Zakaria, Fareed 1964–
Zakaria, Fareed 1964–
PERSONAL: Born January 20, 1964, in Bombay, Maharashtra, India; son of Rafiq Ahmed (a government official and historian) and Fatma Rafiq (a journalist and editor) Zakaria; married Paula Henley Throckmorton, April 5, 1997; children: one son, one daughter. Education: Yale University, B.A., 1986; Harvard University, Ph.D., 1993.

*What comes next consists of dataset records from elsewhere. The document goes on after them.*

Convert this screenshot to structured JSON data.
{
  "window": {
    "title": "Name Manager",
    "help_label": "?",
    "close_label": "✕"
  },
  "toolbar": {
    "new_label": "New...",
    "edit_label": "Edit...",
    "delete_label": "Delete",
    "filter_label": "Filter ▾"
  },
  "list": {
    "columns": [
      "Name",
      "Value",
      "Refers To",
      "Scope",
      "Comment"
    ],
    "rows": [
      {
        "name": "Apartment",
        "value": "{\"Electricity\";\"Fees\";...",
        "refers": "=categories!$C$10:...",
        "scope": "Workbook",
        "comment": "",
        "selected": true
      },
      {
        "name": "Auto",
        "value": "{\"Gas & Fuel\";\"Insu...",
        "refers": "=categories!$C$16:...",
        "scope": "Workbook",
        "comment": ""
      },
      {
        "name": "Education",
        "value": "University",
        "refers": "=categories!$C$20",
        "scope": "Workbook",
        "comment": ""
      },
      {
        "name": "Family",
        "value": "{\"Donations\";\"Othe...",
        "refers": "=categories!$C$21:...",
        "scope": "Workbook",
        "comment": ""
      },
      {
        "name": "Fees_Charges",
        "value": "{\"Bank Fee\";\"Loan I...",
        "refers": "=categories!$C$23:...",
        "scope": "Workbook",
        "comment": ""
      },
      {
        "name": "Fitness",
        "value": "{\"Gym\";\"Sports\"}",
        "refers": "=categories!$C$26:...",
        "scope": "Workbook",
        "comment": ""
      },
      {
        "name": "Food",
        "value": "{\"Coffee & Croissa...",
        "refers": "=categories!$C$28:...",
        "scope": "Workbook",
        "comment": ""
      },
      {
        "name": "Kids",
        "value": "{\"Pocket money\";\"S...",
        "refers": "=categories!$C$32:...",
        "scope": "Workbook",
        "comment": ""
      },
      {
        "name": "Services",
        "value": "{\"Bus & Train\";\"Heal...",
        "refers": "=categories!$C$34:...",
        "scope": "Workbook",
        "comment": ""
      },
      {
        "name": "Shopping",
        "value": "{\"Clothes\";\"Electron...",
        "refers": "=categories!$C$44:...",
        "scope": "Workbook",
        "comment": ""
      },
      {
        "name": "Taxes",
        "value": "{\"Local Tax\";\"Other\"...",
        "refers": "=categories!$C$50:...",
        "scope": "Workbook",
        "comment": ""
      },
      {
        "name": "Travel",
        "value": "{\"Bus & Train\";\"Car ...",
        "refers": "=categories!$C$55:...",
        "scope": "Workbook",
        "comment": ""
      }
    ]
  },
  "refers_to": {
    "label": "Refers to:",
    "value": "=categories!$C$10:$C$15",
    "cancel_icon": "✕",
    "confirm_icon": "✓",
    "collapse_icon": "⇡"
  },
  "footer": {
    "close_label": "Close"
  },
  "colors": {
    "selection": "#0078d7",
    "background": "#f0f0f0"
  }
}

CAREER: Writer, political scientist, journalist, and editor. New Republic, former reporter and researcher, beginning 1987; Harvard University, Cambridge, MA, executive coordinator of project for changing security environment at the Olin Institute, 1991–92; Foreign Affairs, New York, NY, managing editor, 1993–2000; Newsweek International, New York, NY, editor, 2000–. Foreign Exchange (television program), PBS, host. Department of Political Science, Columbia University, New York, NY, adjunct professor, 1997. Regular guest on television programs such as Charlie Rose and This Week with George Stephanopoulos. Member of board of the Trilateral Commission, the International Institute of Strategic Studies, and the Council of Foreign Relations. Member, International Institute of Strategic Studies.
MEMBER: Century Association.
AWARDS, HONORS: Harvard-MacArthur fellow, Harvard University, 1989–91; John M. Olin fellow, Harvard University, 1991–92; Overseas Press Club Award, Overseas Press Club of America, 1998, and one other time, for Newsweek reporting teams; Deadline Club award, for columns and books.
(Editor, with James F. Hoge Jr.) The American Encounter: The United States and the Making of the Modern World, Basic Books (New York, NY), 1997.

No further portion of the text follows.